Ein ähnlicher Gedankengang führte auch in der in GesRZ 1976, 94 veröffentlichten Entscheidung des Obersten Gerichtshofes zur Bejahung der Frage, ob ein Herausgabeanspruch neben der KG auch gegen den Komplementär gerichtet werden könne. Auch wenn die eigentlich geschuldete Leistung die Erfüllung der Schuld durch die KG sei, so gehe die Verpflichtung des Komplementärs auch dahin, daß er für die Erfüllung durch die KG zu sorgen habe. Angesichts der Nähe, in der das Rechtsverhältnis von Gesellschaftsverbindlichkeit zur Gesellschafterhaftung bzw zu dem gesamten Schuldverhältnis stehe, sei es notwendig, im jeweiligen Einzelfall zu prüfen, ob und inwieweit die Vorschriften über das Gesamthandverhältnis nach ihrem Rechtsgedanken auch hier anwendbar seien.

Der Oberste Gerichtshof hat demnach die Haftung des Gesellschafters für dieselbe primäre Leistung, zu der die Gesellschaft verpflichtet ist, jedenfalls in all jenen Fällen bejaht, in denen die Abwägung des gläubigerschutzbezogenen Zweckes des § 128 HGB einerseits und des Haftungsbegrenzungsinteresses des Gesellschafters andererseits zugunsten des Gläubigers ausschlägt. Der erkennde Senat findet keinen Anlaß, von den bereits vom Obersten Gerichtshof dargelegten Grundsätzen abzugehen. Da zwischen einem Herausgabe- und einem Räumungsanspruch des Bestandgebers kein essentieller Unterschied besteht, ist auch hier die Passivlegitimation des Komplementärs zu bejahen. Gerade beim Räumungsanspruch zeigt sich im übrigen deutlich, daß einerseits ein bloßer Geldersatzanspruch des Gläubigers gegenüber dem Komplementär unbefriedigend wäre und daß andererseits der Gesellschafter durch die Erfüllungshaftung ohnehin in seiner gesellschaftsfreien Sphäre nicht mehr als bei einer Geldleistung beeinträchtigt wird (vgl Hämmerle-Wünsch 4/2, 212). In diesem Sinne hat auch der deutsche BGH die Haftung des persönlich haftenden Gesellschafters neben der Gesellschaft als Mieterin für die Herausgabe der Mietsache nach Beendigung des Mietverhältnisses bejaht (Der Betriebsberater 1987/1, 1201). Die Räumung eines Geschäftslokales stellt im Gegensatz zur Ansicht der Revision auch keine unvertretbare Handlung (vgl die Definition des § 354 EO insbesondere im Verhältnis zu § 349 EO) dar.
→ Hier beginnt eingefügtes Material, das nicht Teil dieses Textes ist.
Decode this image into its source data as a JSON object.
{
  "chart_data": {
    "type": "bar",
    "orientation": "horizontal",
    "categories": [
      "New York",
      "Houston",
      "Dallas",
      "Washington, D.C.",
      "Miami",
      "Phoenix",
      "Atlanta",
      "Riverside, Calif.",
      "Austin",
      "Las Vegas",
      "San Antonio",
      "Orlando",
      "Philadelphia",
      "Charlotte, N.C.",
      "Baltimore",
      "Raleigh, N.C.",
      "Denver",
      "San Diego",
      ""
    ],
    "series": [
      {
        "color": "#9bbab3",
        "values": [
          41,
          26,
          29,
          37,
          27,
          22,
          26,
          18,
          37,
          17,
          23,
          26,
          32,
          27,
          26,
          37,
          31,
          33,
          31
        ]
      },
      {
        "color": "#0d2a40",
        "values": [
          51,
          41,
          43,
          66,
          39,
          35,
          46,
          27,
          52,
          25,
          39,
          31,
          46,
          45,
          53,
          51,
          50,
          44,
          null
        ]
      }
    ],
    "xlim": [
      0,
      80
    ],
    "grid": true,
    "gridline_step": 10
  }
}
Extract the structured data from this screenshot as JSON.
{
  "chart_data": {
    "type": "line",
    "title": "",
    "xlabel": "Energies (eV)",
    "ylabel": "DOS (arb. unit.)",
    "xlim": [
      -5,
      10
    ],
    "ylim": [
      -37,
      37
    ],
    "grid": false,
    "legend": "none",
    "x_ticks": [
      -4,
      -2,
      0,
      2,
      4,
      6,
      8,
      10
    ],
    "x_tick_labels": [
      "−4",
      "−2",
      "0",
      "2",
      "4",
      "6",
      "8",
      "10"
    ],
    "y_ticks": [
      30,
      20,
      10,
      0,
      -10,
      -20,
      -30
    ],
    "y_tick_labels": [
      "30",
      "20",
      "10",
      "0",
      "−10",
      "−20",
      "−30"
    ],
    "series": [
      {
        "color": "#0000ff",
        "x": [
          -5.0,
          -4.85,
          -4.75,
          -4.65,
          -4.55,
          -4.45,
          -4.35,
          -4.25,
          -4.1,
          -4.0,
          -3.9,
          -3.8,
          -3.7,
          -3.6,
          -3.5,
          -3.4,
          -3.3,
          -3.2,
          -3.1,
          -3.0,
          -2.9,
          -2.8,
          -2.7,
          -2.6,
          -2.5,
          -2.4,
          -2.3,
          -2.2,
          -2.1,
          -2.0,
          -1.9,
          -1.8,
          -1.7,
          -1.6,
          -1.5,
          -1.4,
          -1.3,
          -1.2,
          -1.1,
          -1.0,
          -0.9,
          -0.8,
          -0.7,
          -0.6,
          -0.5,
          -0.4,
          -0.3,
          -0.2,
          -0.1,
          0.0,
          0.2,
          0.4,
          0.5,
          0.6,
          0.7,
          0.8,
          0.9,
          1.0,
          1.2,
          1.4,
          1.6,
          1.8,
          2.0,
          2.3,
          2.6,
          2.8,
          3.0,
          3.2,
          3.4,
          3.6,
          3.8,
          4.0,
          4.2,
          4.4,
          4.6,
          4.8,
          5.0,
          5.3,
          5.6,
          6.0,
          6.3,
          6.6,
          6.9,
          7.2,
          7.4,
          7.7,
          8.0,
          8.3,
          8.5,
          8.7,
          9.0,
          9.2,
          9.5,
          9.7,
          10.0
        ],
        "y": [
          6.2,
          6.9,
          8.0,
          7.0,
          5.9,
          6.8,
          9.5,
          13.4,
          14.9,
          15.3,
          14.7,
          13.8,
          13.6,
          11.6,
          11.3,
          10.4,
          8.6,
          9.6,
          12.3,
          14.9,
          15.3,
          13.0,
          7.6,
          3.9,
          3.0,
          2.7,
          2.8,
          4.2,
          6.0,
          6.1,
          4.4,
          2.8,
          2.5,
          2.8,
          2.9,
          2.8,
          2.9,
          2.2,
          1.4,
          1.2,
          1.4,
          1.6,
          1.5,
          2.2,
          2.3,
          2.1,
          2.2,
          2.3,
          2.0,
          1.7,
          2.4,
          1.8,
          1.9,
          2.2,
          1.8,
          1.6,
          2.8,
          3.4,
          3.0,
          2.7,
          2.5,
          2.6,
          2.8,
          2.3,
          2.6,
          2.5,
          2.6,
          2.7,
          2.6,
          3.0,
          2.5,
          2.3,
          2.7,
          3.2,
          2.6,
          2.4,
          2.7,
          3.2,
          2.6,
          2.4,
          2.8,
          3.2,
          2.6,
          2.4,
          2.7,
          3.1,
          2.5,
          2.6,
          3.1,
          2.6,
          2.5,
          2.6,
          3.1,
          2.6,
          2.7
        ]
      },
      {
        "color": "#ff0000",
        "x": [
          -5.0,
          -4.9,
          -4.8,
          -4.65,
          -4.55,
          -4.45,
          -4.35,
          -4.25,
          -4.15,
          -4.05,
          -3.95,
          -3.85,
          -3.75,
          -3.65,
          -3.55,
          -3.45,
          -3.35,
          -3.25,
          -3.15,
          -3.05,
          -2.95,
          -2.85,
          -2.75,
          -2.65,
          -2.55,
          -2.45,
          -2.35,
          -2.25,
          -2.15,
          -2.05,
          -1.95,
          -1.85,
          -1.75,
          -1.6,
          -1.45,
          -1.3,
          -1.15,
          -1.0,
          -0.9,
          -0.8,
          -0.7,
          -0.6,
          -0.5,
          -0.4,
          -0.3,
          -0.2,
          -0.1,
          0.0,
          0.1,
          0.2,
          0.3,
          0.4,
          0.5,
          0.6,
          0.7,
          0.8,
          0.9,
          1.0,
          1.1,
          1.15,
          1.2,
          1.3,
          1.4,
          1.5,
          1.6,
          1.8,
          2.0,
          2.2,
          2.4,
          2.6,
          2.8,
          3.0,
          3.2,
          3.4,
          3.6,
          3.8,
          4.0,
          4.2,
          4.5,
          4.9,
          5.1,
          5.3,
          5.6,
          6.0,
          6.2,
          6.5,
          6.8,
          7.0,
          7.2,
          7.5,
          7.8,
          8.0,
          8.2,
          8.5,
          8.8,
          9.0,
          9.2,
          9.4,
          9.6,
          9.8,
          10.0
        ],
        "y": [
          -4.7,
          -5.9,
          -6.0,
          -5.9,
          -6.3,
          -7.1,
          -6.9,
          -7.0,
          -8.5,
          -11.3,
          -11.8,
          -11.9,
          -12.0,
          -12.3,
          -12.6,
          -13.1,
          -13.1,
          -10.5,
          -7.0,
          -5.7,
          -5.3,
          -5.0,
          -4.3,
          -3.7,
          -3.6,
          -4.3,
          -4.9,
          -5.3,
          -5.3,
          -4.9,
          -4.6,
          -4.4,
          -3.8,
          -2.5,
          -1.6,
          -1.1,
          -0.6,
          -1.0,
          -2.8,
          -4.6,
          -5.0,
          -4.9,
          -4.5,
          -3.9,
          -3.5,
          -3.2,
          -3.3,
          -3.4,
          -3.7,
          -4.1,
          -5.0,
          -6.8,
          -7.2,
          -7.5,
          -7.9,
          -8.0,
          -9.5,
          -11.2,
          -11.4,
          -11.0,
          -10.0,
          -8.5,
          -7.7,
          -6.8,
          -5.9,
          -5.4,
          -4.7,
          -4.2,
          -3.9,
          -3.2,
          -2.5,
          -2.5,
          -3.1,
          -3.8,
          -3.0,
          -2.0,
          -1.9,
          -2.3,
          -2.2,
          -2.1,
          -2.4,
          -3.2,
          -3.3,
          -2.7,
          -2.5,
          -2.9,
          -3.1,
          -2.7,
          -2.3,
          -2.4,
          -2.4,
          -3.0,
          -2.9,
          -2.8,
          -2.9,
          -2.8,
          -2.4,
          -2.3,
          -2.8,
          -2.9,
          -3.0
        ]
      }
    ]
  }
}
Das auch die zweitbeklagte Partei zur Räumung verpflichtende Urteil der zweiten Instanz war daher zu bestätigen.

Die Entscheidung über die Kosten des Revisionsverfahrens gründet sich auf die §§ 41 und 50 ZPO. Da in der Revisionsbeantwortung auf die Unzulässigkeit der Revision der erstbeklagten Partei nicht hingewiesen wurde, waren der klagenden Partei Kosten für die Revisionsbeantwortung insoweit (Streitgenossenzuschlag) nicht zuzusprechen.